I was really disappointed that so many of my friends missed the show. I am not upset with any of them, they all had really good reasons, and it was a short run, but it still was very disappointing that Tracing was my only non-company member friend who was able to come. And then after the show last night this vaguely familiar looking guy was trying to catch my eye, and finally he got my attention and said, "You may not recognize me because I shaved my beard, but it's me, Shmuel!" "Wow, really? Why aren't you in Michigan?" "You haven't been reading my journal, have you?" Um, not so much, but it turns out that he was on his way from Michigan to Boston, and stopped off to see my show. It meant the world to me, I really appreciated his doing that.

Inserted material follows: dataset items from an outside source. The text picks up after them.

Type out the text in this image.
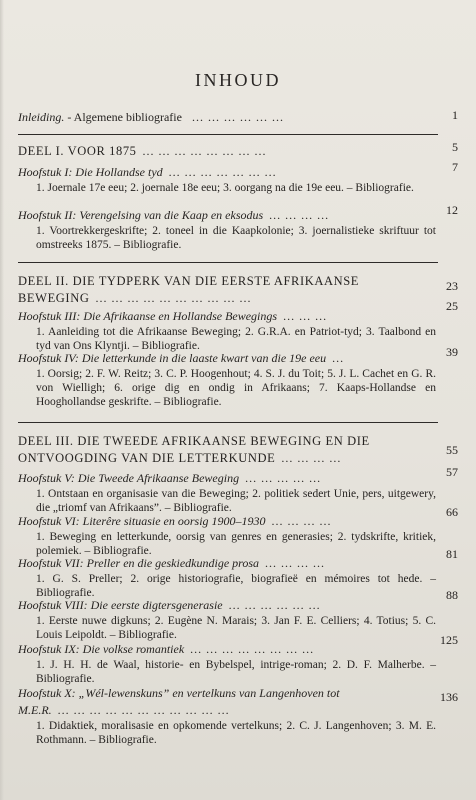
INHOUD
Inleiding. - Algemene bibliografie ... ... ... ... ... ...	1
DEEL I. VOOR 1875 ... ... ... ... ... ... ... ...	5
Hoofstuk I: Die Hollandse tyd ... ... ... ... ... ... ...
1. Joernale 17e eeu; 2. joernale 18e eeu; 3. oorgang na die 19e eeu. – Bibliografie.
7
Hoofstuk II: Verengelsing van die Kaap en eksodus ... ... ... ...
1. Voortrekkergeskrifte; 2. toneel in die Kaapkolonie; 3. joernalistieke skriftuur tot omstreeks 1875. – Bibliografie.
12
DEEL II. DIE TYDPERK VAN DIE EERSTE AFRIKAANSE
BEWEGING ... ... ... ... ... ... ... ... ... ...
23
Hoofstuk III: Die Afrikaanse en Hollandse Bewegings ... ... ...
1. Aanleiding tot die Afrikaanse Beweging; 2. G.R.A. en Patriot-tyd; 3. Taalbond en tyd van Ons Klyntji. – Bibliografie.
25
Hoofstuk IV: Die letterkunde in die laaste kwart van die 19e eeu ...
1. Oorsig; 2. F. W. Reitz; 3. C. P. Hoogenhout; 4. S. J. du Toit; 5. J. L. Cachet en G. R. von Wielligh; 6. orige dig en ondig in Afrikaans; 7. Kaaps-Hollandse en Hooghollandse geskrifte. – Bibliografie.
39
DEEL III. DIE TWEEDE AFRIKAANSE BEWEGING EN DIE
ONTVOOGDING VAN DIE LETTERKUNDE ... ... ... ...
55
Hoofstuk V: Die Tweede Afrikaanse Beweging ... ... ... ... ...
1. Ontstaan en organisasie van die Beweging; 2. politiek sedert Unie, pers, uitgewery, die „triomf van Afrikaans”. – Bibliografie.
57
Hoofstuk VI: Literêre situasie en oorsig 1900–1930 ... ... ... ...
1. Beweging en letterkunde, oorsig van genres en generasies; 2. tydskrifte, kritiek, polemiek. – Bibliografie.
66
Hoofstuk VII: Preller en die geskiedkundige prosa ... ... ... ...
1. G. S. Preller; 2. orige historiografie, biografieë en mémoires tot hede. – Bibliografie.
81
Hoofstuk VIII: Die eerste digtersgenerasie ... ... ... ... ... ...
1. Eerste nuwe digkuns; 2. Eugène N. Marais; 3. Jan F. E. Celliers; 4. Totius; 5. C. Louis Leipoldt. – Bibliografie.
88
Hoofstuk IX: Die volkse romantiek ... ... ... ... ... ... ... ...
1. J. H. H. de Waal, historie- en Bybelspel, intrige-roman; 2. D. F. Malherbe. – Bibliografie.
125
Hoofstuk X: „Wél-lewenskuns” en vertelkuns van Langenhoven tot
M.E.R. ... ... ... ... ... ... ... ... ... ... ...
1. Didaktiek, moralisasie en opkomende vertelkuns; 2. C. J. Langenhoven; 3. M. E. Rothmann. – Bibliografie.
136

After the show there was strike and filling the car with stuff to bring home and getting annoyed at people's passive-aggressive horseshit, then going to the bar and listening to everybody's excuses about why they couldn't see the show and blah blah blah. Dustye was there, whom I hadn't seen in ages, and he said that he had just been thinking about me. Really? Why? Apparently, he had just been doing a show where he took his shirt off, and years and years ago I had told him that he was a much more interesting actor with his shirt off! I don't remember saying that, but it does sound like me.
"If love was easy, there'd be almost no music. Very little country music!" I wrote that quote and immediately forgot who said it. But it's a good one!